The assessment world is overflowing with undefined jargon. You can search for any of these words on Google and find 100 competing or opposing definitions for these terms, but this is how 野狼社区 College has chosen to define the following assessment-related terms. If you have any suggestions or better definitions for any of these words, please contact Dr. Rashna Richards, Dean for Faculty Reviews and Assessment.
Assessment: The ongoing process of (1) establishing clear, demonstrable, expected outcomes of student learning, (2) ensuring that students have sufficient opportunities to achieve these outcomes, (3) systematically gathering, analyzing, and interpreting evidence to determine how well student learning matches our expectations; and (4) using the resulting information to understand and improve student learning as well as to celebrate successes.

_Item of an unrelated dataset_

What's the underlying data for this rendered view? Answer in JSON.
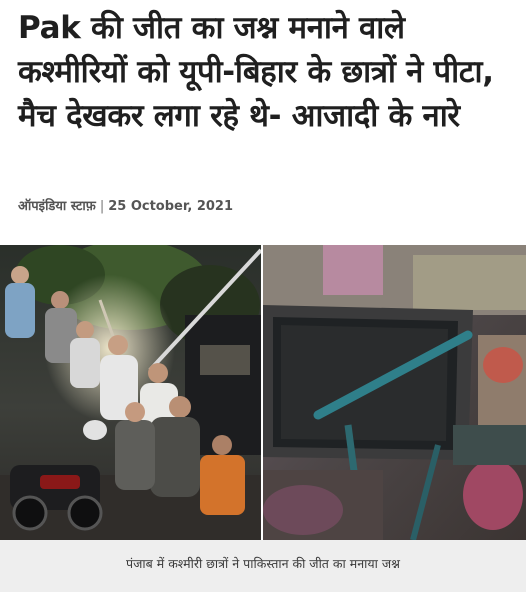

Program Goals: Broad educational goals of the department or program and its programmatic elements.
Student Learning Outcomes: Statements of what students will be able to do with what they know.
Curriculum Mapping: The process of ensuring that student learning outcomes are thoughtfully introduced, developed, and assessed in a curriculum.
Direct Assessment: Assignments involving any tasks or activities that require students to demonstrate directly what they have learned in terms of knowledge and/or skills (i.e., what faculty thinks students know). All student learning outcomes should have at least one direct measure.
Indirect Assessment: Assignments involving any tasks or activities from which one can infer student learning but in which that learning is not demonstrated directly (i.e., what students think they know).
Rubrics: Criterion-based assessment scales that define each level of learning (e.g., unsuccessful, successful, outstanding) and incorporate descriptive criteria to determine the extent to which students successfully perform a learning outcome or outcomes.